Space: 1999 Is The World We Should Be Living Now In Futures Past

This week my obsession with the way we used to see the future takes me to Earth's moon.

By Joshua Tyler | Updated

This article is more than 2 years old

This week my obsession with the way we used to see the future takes me to Earth’s moon, hurtling out of orbit in Space: 1999. Blast off with the latest installment in GFR’s ongoing series, Futures Past, right now.

Six years after Apollo 11’s historic 1969 landing on the moon it seemed as though man was taking the first step to something bigger and grander. By comparison to some of the other science fiction being produced in the time period, Gerry Anderson’s (Thunderbirds, UFO) British produced television series Space: 1999 actually took a fairly conservative approach to what man might accomplish in the depths of space. Yet even Gerry’s view, realistic though it strove to be, turned out to be far too optimistic.

Still, in 1975 it seemed entirely plausible that man would have a permanent base on the lunar surface within the next 25 years. So Anderson set out to make a show based in what, at least then, seemed like an inevitable future.

Here’s Martin Landau in the very first episode of Space: 1999, which was believe it or not, at the time the most expensive television program ever made. Watch it and I’ll see you afterward to discuss how they did at predicting the future…

The truth is that, aside from all the sleeve zippers, this is the world we should be living in right now. Establishing a base on the lunar surface, maybe even a base just like Moonbase Alpha, would have been completely plausible by 1999 had NASA continued to receive the kind of funding it deserved. Instead, after Apollo 11 America’s interest in exploring the cosmos waned and so did our government’s willingness to spend money on it.

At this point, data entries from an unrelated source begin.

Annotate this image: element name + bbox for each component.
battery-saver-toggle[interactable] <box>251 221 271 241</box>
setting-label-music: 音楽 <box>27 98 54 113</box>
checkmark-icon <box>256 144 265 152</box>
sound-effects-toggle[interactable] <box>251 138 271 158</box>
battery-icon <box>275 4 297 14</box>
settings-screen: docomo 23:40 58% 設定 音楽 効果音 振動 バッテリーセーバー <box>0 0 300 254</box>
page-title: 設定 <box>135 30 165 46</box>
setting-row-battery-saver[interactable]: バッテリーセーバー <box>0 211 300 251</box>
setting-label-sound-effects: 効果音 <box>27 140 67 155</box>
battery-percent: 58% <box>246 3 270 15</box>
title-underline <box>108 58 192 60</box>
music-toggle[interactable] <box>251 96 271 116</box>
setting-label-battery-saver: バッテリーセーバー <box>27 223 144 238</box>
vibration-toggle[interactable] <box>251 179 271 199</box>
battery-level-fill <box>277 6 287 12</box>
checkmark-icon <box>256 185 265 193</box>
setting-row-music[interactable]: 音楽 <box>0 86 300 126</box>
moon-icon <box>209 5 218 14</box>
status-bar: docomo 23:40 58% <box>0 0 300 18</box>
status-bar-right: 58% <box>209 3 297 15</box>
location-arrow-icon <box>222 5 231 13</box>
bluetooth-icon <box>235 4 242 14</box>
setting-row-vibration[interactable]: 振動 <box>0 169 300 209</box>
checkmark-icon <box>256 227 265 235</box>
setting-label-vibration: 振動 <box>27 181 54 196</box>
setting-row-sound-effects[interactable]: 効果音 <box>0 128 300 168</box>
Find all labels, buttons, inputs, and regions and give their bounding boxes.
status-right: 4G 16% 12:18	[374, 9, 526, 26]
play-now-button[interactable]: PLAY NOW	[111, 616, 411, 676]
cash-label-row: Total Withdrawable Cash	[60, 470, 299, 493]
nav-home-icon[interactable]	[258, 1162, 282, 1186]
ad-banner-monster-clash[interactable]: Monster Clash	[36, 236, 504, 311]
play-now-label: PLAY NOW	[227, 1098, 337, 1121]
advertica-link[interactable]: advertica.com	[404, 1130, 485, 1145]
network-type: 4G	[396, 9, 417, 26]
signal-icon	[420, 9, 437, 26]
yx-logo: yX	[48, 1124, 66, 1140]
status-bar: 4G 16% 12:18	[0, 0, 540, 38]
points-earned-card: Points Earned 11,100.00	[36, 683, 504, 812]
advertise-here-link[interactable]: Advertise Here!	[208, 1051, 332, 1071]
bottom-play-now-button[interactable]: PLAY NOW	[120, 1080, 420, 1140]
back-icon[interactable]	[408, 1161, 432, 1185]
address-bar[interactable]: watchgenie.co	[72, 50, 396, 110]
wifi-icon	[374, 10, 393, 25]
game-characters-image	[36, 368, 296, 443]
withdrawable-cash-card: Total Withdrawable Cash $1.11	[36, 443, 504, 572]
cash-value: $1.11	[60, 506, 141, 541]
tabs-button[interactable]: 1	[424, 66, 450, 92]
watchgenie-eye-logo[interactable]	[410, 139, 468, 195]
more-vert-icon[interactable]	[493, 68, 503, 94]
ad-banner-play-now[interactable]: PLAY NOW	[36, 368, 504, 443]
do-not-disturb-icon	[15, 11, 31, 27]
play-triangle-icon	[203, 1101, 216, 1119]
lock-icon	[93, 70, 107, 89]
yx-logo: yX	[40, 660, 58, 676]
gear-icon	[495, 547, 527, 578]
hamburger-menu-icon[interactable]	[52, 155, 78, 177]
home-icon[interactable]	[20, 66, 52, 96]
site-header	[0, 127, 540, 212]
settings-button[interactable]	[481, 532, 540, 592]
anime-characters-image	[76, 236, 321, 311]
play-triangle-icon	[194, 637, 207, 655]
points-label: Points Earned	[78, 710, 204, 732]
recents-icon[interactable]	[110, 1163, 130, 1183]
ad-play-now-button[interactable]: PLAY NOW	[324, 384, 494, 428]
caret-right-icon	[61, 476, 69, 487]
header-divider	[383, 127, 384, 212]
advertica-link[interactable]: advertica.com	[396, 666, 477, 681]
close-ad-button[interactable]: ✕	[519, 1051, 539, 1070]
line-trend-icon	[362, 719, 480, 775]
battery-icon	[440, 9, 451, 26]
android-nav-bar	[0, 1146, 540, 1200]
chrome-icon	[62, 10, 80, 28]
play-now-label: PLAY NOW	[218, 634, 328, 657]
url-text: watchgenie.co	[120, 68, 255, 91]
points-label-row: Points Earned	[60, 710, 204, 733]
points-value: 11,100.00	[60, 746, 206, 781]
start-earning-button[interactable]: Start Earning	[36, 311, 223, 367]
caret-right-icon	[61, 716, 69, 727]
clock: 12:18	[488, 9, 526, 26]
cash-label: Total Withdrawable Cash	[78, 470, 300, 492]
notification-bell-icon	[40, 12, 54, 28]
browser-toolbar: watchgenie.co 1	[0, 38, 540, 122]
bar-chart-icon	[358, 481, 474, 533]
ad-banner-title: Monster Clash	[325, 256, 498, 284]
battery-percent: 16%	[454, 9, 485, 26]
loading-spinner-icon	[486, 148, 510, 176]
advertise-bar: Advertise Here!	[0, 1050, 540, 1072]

Part of the problem, as it turns out, is that there just isn’t any profit in it. The moon’s a barren wilderness and we’ve yet to find anything worth going through all the trouble to go up there and get. Space: 1999 tries to clear this obstacle by presenting the moon as a reasonable solution to the world’s waste storage problem. That might have made sense if the cost of launching material into space had ever reached manageable levels. Unfortunately since money was never spent to develop a cheaper way of getting to the moon the cost to launch anything, let alone waste, remains prohibitively high.

Space: 1999 stayed on the air for two seasons and 48 episodes. At the time critics praised it, though as you’d expect scientists and science fiction authors alike were a little less than enthused with the whole “launching the moon out of orbit with a nuclear reaction” premise. Even then, that didn’t make a lot of sense. Yet so much of the rest of the show feels well thought out, right down to the G-forces when the moon’s blasted out of orbit, it’s easy to forgive them that one big piece of ridiculousness.

In an era where most science fiction predicted a future that was largely a wild fantasy, like the stuff of Battlestar Galactica or Buck Rodgers, Anderson’s series deserves praise for almost getting it right. Actually, I submit that he did get it right. Space: 1999 is the world we should be living in, we’re the ones who got it wrong.